Crédit Mutuel, France’s fifth-largest bank, released a new climate strategy today, following talks with Urgewald. The bank intends to end all of its coal business by 2030. In addition, Crédit Mutuel adopted Urgewald‘s recently updated coal exit criteria. This means that the bank will from now on cease doing business with companies that:
- Are expanding their coal business
- Have a coal share of revenue or coal share of power generation that exceeds 20%
- Produce more than 10 million tons of coal per year
- Run power plants with more than 5 GW coal-fired capacity
In its new strategy, the bank explicitly references the Urgewald’s Global Coal Exit List for which the NGO had developed the updated criteria.
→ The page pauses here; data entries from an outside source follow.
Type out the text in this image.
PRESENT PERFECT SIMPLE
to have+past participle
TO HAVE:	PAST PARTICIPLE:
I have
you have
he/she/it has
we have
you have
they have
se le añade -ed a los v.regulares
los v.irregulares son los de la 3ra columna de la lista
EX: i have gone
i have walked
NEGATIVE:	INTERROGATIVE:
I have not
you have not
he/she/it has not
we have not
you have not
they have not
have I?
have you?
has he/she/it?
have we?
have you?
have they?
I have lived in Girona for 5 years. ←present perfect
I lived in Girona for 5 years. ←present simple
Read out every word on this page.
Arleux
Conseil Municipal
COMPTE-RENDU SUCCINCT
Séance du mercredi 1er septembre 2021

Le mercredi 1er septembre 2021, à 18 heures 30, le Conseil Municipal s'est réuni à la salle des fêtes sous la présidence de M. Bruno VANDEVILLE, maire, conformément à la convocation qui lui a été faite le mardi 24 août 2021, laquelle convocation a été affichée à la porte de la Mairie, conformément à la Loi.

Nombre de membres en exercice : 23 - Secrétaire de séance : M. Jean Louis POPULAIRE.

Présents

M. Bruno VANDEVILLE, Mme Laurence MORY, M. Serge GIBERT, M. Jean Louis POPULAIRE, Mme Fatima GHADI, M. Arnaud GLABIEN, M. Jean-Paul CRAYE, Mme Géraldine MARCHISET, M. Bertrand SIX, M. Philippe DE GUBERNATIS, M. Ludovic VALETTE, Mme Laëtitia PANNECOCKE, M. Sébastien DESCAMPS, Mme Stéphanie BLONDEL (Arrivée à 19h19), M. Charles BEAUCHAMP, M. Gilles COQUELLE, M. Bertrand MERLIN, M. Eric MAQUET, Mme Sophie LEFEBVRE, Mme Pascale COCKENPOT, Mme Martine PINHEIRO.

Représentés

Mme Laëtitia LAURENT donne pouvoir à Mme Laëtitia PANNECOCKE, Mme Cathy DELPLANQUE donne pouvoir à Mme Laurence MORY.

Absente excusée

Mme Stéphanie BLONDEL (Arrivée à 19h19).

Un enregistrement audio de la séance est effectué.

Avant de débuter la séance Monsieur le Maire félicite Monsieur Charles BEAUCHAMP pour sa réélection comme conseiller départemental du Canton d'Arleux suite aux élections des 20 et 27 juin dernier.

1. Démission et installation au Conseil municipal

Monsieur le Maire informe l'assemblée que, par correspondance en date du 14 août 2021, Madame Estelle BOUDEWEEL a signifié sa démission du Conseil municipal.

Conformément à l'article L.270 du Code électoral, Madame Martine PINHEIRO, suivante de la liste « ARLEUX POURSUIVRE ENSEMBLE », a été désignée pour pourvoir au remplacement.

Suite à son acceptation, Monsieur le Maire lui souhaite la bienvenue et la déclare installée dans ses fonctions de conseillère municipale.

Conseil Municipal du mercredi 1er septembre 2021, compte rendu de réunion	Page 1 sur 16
Urgewald’s director Heffa Schuecking says:
„We are extremely happy to have convinced Crédit Mutuel to take this important step. They are now setting the benchmark for a consistent coal exit. Once again, it is one of the smaller banks that leads the way in terms of efficient climate action. Crédit Mutuel’s big European competitors such as BNP Paribas, Santander, HSBC or Deutsche Bank should follow their example if they don’t want to be left even further behind. Serious climate action in the financial sector can’t happen without divesting from coal immediately. This is why Urgewald has recently tightened its coal exit criteria for the finance industry. We are running out of time. Financial institutions need to speed up their coal exit.”